There are several different types of meditation that you can use to relieve you stress. You might try mindfulness, yoga, concentration or another type. Practice visualizing yourself some place peaceful. Picture yourself in detail. For example, picture your relaxed forehead and chin. Visualize the smile on your face and the happiness in your eyes.

For instance, if you notice that you are feeling nervous about how you look because your partner used to always critique your outfit choices, you should address your feelings. When you find yourself feeling anxious try calming yourself by using mindfulness techniques. Be present in the moment. Acknowledge and accept what you are feeling without judgment. Focus on your breathing by thinking ‘in’ when you inhale and ‘out’ when you exhale, if you are in the middle of an anxiety attack.

For example, you may notice that during your relationship, and now, that you are having trouble completing daily tasks, feeling fatigued, or you like you don’t have energy or interest in anything. Learn about the symptoms of depression that you may not be aware of like unexplained physical problems, trouble concentrating, changes in appetite, or changes in sleeping habits. Consider seeking professional help for treatment options that can help you cope with depression. A professional can help you determine if you might want to try medication, therapy, or another treatment. Develop ways to cope with your depression in everyday life. For example, create a schedule or routine for yourself and stick to it. You should also avoid drinking alcohol or using other substances to help you cope.

Get a new phone number, and ask the phone company to keep it unlisted, so that your name does not show up on caller ID. If you’re worried that they will hurt you, you can get a restraining order. Let your neighbors and work know about the order. You may need to move to a new home. If you decide not to move, you should at least change the locks.

Start with small things. For example, listen to yourself about whether you are hungry or tired or not. Say to yourself, “I can trust myself to know when I need to rest. It’s small, but it is trusting myself. ” Don’t feel as though you need to rush to make a decision or give that power to someone else. Tell yourself, “I can take my time and see how I feel about my options before I make a decision. ” Tell yourself, “I can trust myself and listen to my own judgment” when you start to doubt yourself.

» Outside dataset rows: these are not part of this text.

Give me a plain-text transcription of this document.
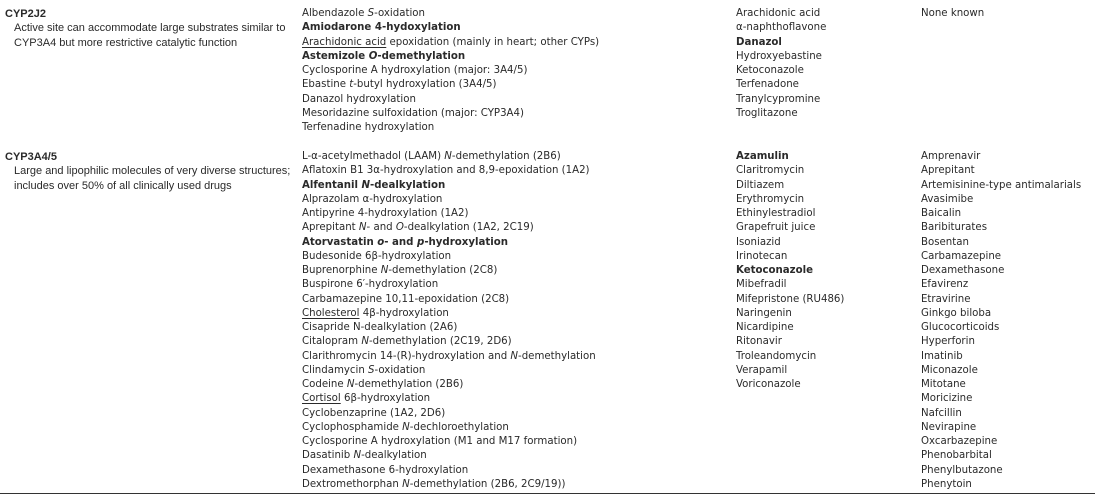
CYP2J2
Active site can accommodate large substrates similar to CYP3A4 but more restrictive catalytic function
Albendazole S-oxidation
Amiodarone 4-hydoxylation
Arachidonic acid epoxidation (mainly in heart; other CYPs)
Astemizole O-demethylation
Cyclosporine A hydroxylation (major: 3A4/5)
Ebastine t-butyl hydroxylation (3A4/5)
Danazol hydroxylation
Mesoridazine sulfoxidation (major: CYP3A4)
Terfenadine hydroxylation
Arachidonic acid
α-naphthoflavone
Danazol
Hydroxyebastine
Ketoconazole
Terfenadone
Tranylcypromine
Troglitazone
None known
CYP3A4/5
Large and lipophilic molecules of very diverse structures; includes over 50% of all clinically used drugs
L-α-acetylmethadol (LAAM) N-demethylation (2B6)
Aflatoxin B1 3α-hydroxylation and 8,9-epoxidation (1A2)
Alfentanil N-dealkylation
Alprazolam α-hydroxylation
Antipyrine 4-hydroxylation (1A2)
Aprepitant N- and O-dealkylation (1A2, 2C19)
Atorvastatin o- and p-hydroxylation
Budesonide 6β-hydroxylation
Buprenorphine N-demethylation (2C8)
Buspirone 6′-hydroxylation
Carbamazepine 10,11-epoxidation (2C8)
Cholesterol 4β-hydroxylation
Cisapride N-dealkylation (2A6)
Citalopram N-demethylation (2C19, 2D6)
Clarithromycin 14-(R)-hydroxylation and N-demethylation
Clindamycin S-oxidation
Codeine N-demethylation (2B6)
Cortisol 6β-hydroxylation
Cyclobenzaprine (1A2, 2D6)
Cyclophosphamide N-dechloroethylation
Cyclosporine A hydroxylation (M1 and M17 formation)
Dasatinib N-dealkylation
Dexamethasone 6-hydroxylation
Dextromethorphan N-demethylation (2B6, 2C9/19))
Azamulin
Claritromycin
Diltiazem
Erythromycin
Ethinylestradiol
Grapefruit juice
Isoniazid
Irinotecan
Ketoconazole
Mibefradil
Mifepristone (RU486)
Naringenin
Nicardipine
Ritonavir
Troleandomycin
Verapamil
Voriconazole
Amprenavir
Aprepitant
Artemisinine-type antimalarials
Avasimibe
Baicalin
Baribiturates
Bosentan
Carbamazepine
Dexamethasone
Efavirenz
Etravirine
Ginkgo biloba
Glucocorticoids
Hyperforin
Imatinib
Miconazole
Mitotane
Moricizine
Nafcillin
Nevirapine
Oxcarbazepine
Phenobarbital
Phenylbutazone
Phenytoin
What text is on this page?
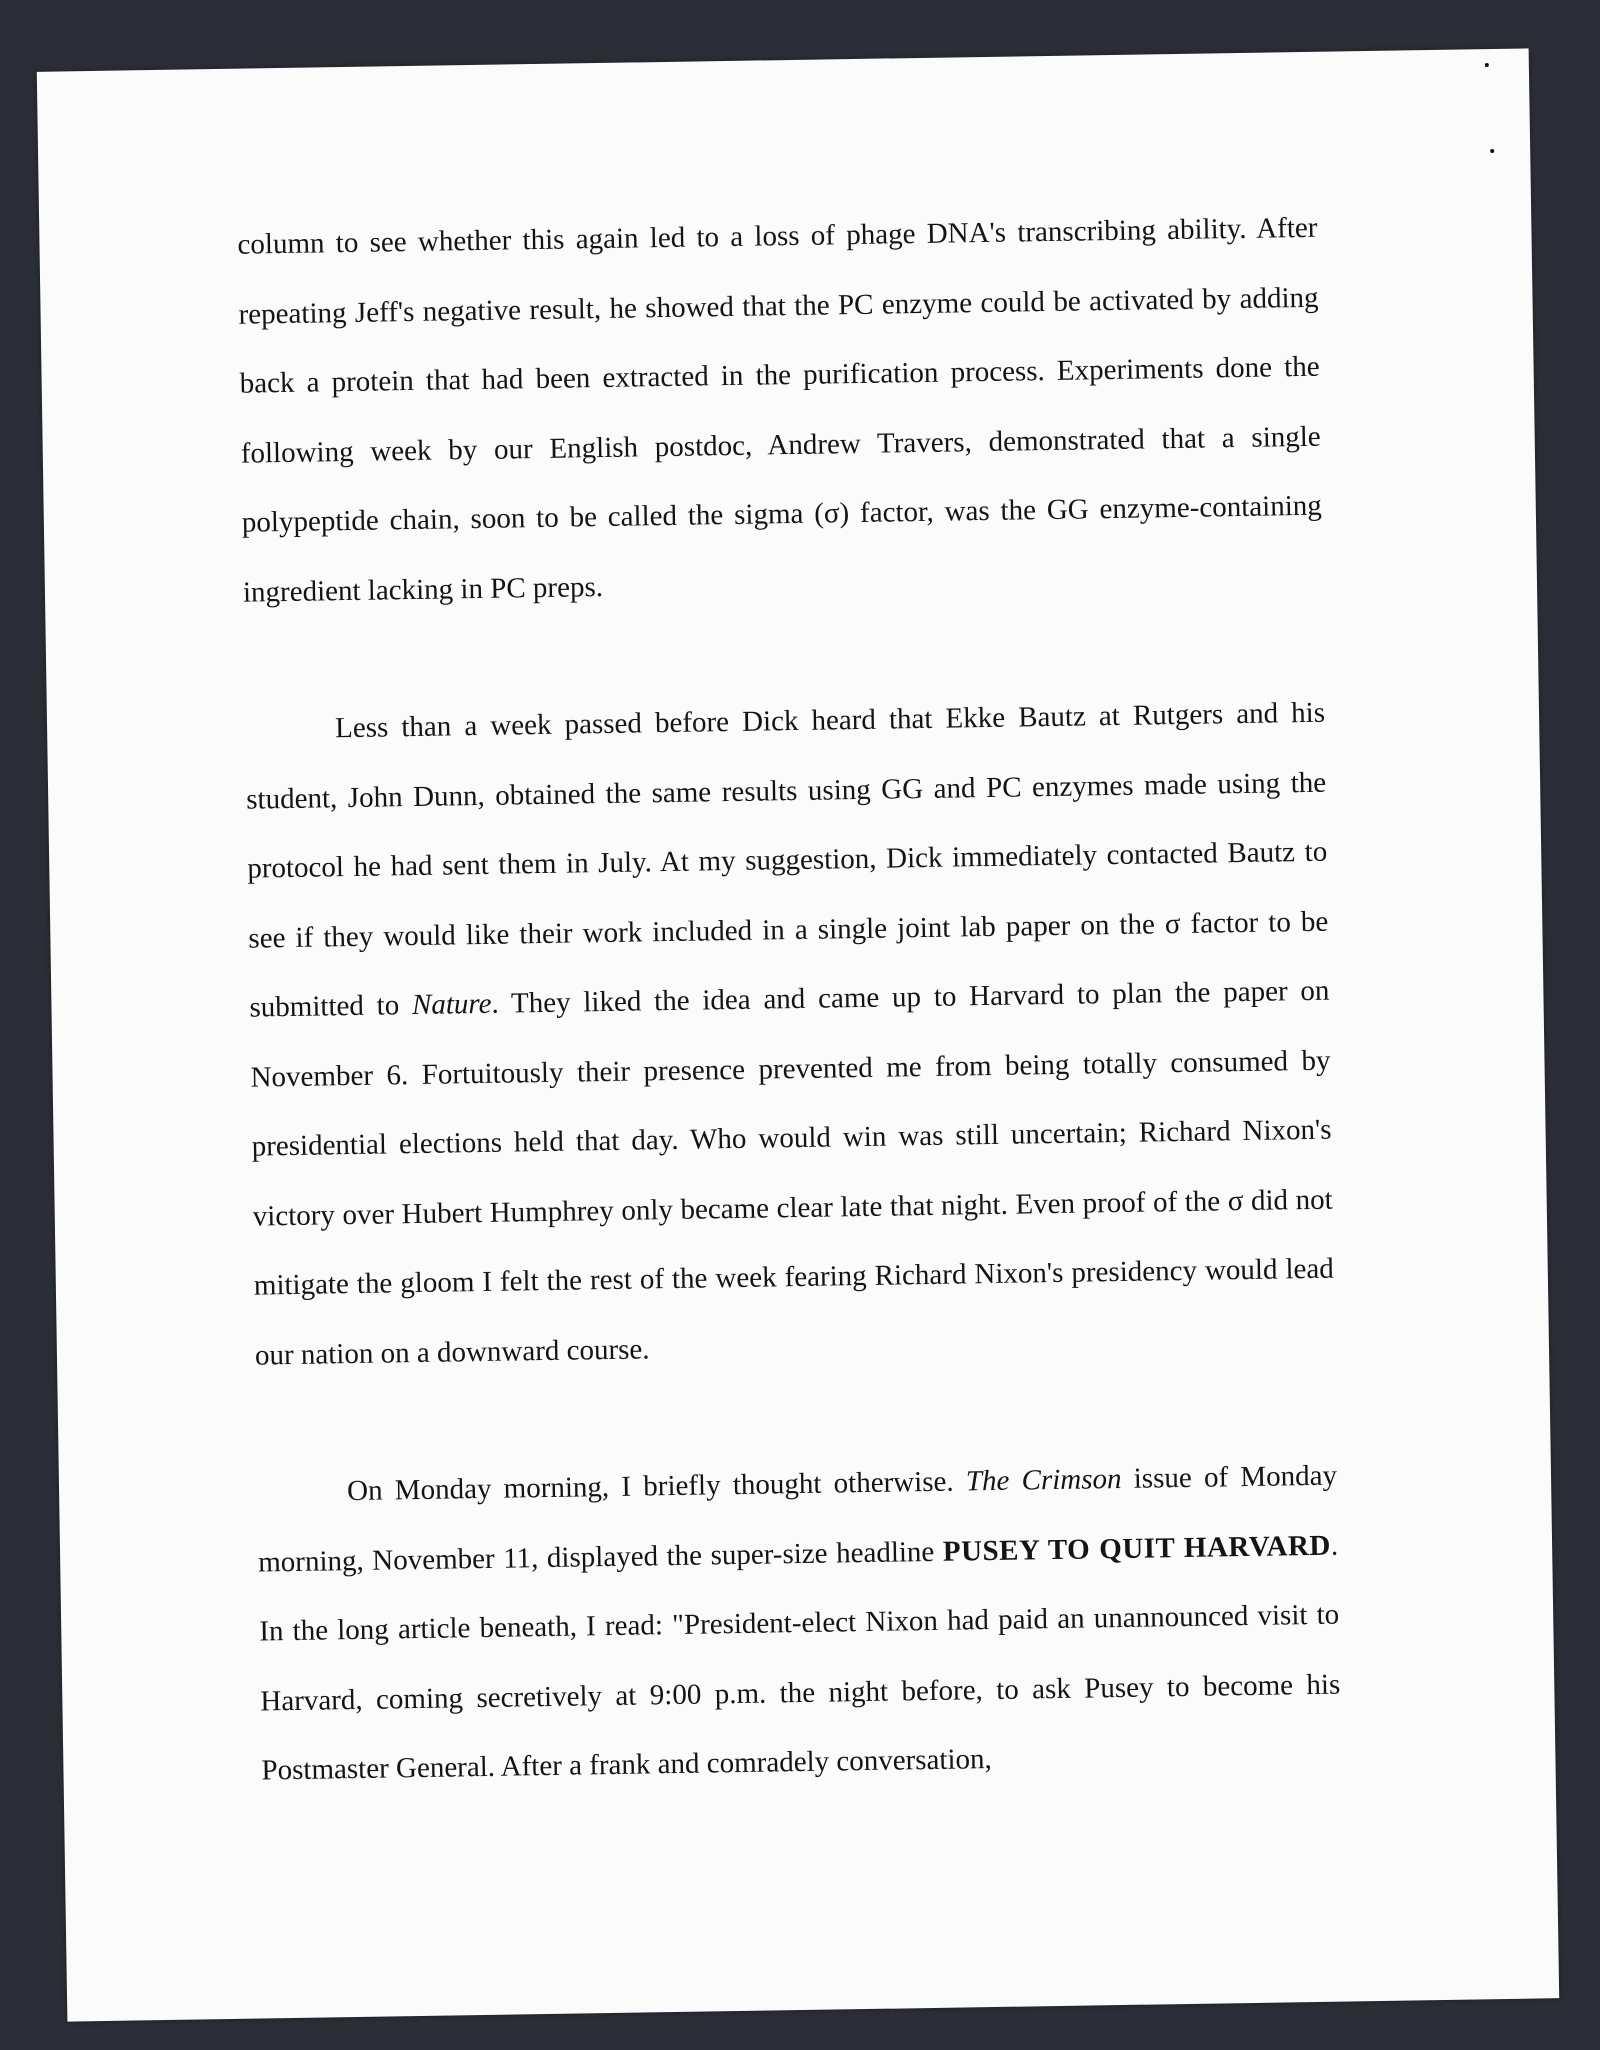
column to see whether this again led to a loss of phage DNA's transcribing ability. After repeating Jeff's negative result, he showed that the PC enzyme could be activated by adding back a protein that had been extracted in the purification process. Experiments done the following week by our English postdoc, Andrew Travers, demonstrated that a single polypeptide chain, soon to be called the sigma (σ) factor, was the GG enzyme-containing ingredient lacking in PC preps.

Less than a week passed before Dick heard that Ekke Bautz at Rutgers and his student, John Dunn, obtained the same results using GG and PC enzymes made using the protocol he had sent them in July. At my suggestion, Dick immediately contacted Bautz to see if they would like their work included in a single joint lab paper on the σ factor to be submitted to Nature. They liked the idea and came up to Harvard to plan the paper on November 6. Fortuitously their presence prevented me from being totally consumed by presidential elections held that day. Who would win was still uncertain; Richard Nixon's victory over Hubert Humphrey only became clear late that night. Even proof of the σ did not mitigate the gloom I felt the rest of the week fearing Richard Nixon's presidency would lead our nation on a downward course.

On Monday morning, I briefly thought otherwise. The Crimson issue of Monday morning, November 11, displayed the super-size headline PUSEY TO QUIT HARVARD. In the long article beneath, I read: "President-elect Nixon had paid an unannounced visit to Harvard, coming secretively at 9:00 p.m. the night before, to ask Pusey to become his Postmaster General. After a frank and comradely conversation,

Try to re-establish trust with one or two people close to you first. Pick people that you know have always been there for you and who support you. For example, you might turn to a family member. Use these people as fact checkers. For example, if your sister tells you that you look nice, you can ask your mom if your sister is telling the truth or not.

Write it down when you make a decision and it turns out to be the right choice. For instance, you might write it down if you decided to bring your umbrella on a sunny day that turned into a major rain. Make a journal entry when other people do things that re-affirm your trust in them. For example, if your friend follows through on what he said he would do, then write it down.

Make a list of the good things about you in your journal and use some of the words on the list when you are talking to yourself. Instead of calling yourself forgetful, crazy, stupid, or pitiful, say things like, “I’m a worthy person. I have a lot of good qualities and I can trust myself. ”

Take at least five minutes each day to do something just because it puts a smile on your face. For example, do some mirror karaoke as you are getting ready in the morning. Make an effort to try things you used to enjoy but haven’t been able to do in a while. For example, if you used to love playing the piano, go take a couple of refresher classes and see if the love is still there.

Participate in physical activity like yoga, martial arts, or even going for a daily walk. Eat nutritious meals and snacks each day to give your body the energy you need to recover from gaslighting. Make sure you are getting enough rest. It will be easier to trust your own judgment and begin making your own decisions again when you are well-rested, energized, and able to focus.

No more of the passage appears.